Du 21 au 23 avril, s’est tenu un colloque inter-burundais à Bruxelles pour la réhabilitation de l’Accord d’Arusha. Une activité qui s’est aussi déroulée dans quatre autres capitales, dont trois africaines. Tatien Sibomana, politicien y a pris part. Rencontre.

Vous avez participé dans un colloque sur le Burundi. De quoi s’agissait-il en fait ?

C’était un colloque organisé par des Burundais qui veulent la paix, la réconciliation, la démocratie et le développement intégral du pays. Des Burundais qui veulent que les effets de la crise de 2015 soient réellement éradiqués à travers tout un tas de solutions.

Qui étaient les participants ?

C’étaient des Burundais de toutes les tendances, pas encore les tendances gouvernementales, mais des Burundais de tous les partis d’opposition, la société civile, les organisations des femmes, des jeunes, des médias.

Quel était le thème central de ce colloque ?

Il était question de voir dans quel état est mis en application l’Accord d’Arusha pour la paix et la réconciliation au Burundi.

Pourquoi revenir sur cet accord ?

Parce que, comme vous le savez, la crise de 2015 a été déclenchée par la violation dudit accord par la décision de briguer un troisième mandat illégal. Aussi, lors de la réunion du Conseil de sécurité des Nations Unies tenu en décembre 2021, on a recommandé au Secrétaire général des Nations Unies, de l’UA, de la CEAAC, de la CIRGL et de la Communauté est-africaine de tout mettre en œuvre pour aider les parties prenantes dudit accord à le mettre en œuvre. Cette résolution n’a pas encore été suivie par des faits.

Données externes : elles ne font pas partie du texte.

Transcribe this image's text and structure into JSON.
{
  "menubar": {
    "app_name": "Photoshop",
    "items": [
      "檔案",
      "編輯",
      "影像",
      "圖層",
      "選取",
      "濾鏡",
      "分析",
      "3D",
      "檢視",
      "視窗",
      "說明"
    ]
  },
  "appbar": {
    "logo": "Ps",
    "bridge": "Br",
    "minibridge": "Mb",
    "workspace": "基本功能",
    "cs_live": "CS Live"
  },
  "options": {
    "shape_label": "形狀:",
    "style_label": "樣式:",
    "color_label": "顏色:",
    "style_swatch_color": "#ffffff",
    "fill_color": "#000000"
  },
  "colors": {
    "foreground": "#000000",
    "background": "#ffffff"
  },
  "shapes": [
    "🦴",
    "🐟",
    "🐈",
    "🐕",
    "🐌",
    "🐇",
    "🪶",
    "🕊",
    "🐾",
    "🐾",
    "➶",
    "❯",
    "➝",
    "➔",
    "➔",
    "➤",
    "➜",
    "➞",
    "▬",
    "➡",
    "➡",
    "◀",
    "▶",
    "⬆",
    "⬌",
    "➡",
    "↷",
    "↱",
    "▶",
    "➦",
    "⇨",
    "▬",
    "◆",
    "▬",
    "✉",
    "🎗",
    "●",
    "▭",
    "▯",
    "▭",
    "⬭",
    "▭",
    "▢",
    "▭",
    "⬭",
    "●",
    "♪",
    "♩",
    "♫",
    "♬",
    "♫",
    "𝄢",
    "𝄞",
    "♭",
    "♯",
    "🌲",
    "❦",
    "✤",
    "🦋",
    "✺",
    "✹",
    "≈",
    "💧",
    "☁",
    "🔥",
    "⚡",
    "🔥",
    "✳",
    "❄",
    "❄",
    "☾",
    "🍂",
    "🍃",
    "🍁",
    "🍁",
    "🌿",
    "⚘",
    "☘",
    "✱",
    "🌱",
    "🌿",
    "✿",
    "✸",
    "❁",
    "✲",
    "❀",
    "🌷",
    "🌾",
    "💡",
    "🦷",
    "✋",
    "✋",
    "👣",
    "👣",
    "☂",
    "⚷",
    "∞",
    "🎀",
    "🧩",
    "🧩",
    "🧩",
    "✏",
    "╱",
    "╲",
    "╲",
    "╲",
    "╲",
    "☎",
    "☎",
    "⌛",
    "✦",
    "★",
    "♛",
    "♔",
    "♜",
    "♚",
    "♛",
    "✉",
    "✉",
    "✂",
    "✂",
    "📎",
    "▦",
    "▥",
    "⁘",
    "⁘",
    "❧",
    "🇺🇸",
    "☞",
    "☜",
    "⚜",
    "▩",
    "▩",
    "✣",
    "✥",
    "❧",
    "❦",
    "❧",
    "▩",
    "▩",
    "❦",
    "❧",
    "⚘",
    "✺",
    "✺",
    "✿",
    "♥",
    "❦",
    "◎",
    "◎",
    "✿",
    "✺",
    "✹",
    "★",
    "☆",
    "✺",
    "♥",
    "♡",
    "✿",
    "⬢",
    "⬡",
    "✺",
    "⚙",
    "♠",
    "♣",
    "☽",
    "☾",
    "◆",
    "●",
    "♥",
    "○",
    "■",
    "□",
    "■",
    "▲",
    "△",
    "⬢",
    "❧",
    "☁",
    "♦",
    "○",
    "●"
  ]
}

L’autre raison, le système en place, tout en étant en train de démanteler progressivement cet accord, ne l’assume pas officiellement. Jusqu’à entendre de certaines autorités qu’elles seraient les personnes les mieux indiquées pour mettre en application cet accord.

Le dernier aspect, en 2021, la division d’appel de la cour de justice de la communauté est-africaine a rendu un arrêt qui donne raison à ceux qui avaient contesté le 3e mandat.

Cette cour a montré que la cour constitutionnelle du Burundi en rendant un arrêt qui légitime ce 3e mandat a violé et l’Accord d’Arusha et la Constitution qu’elle est censée protéger et défendre mais aussi et surtout le Traité portant création de ladite communauté.

Avec toutes ces raisons, nous nous sommes rendus compte que la cause de tous les maux qui secouent le Burundi aujourd’hui est la violation qui tend vers l’enterrement définitif de l’Accord d’Arusha pour la paix et la réconciliation.

Au cours de ce colloque, on a inventorié ce que l’accord prévoit comme solutions sur toutes les questions que les négociateurs et signataires avaient identifiées.

Par exemple ?

Elles sont de tous les aspects. L’origine du conflit et les solutions à y apporter : les problèmes de la démocratie, de la bonne gouvernance politique et démocratique et les solutions à y apporter ; les problèmes de justice, de paix et de sécurité, de développement et même les garanties pour la mise en œuvre et le respect de cet accord. On a donc passé en revue les cinq protocoles que contient cet accord.

Ensuite, notre travail était de voir quel est l’état des lieux aujourd’hui. Sur tous ces protocoles, qu’est-ce qui est en train d’être fait pour que cet accord soit mis en œuvre ?

Quel a été votre constat sur la mise en œuvre de cet accord ?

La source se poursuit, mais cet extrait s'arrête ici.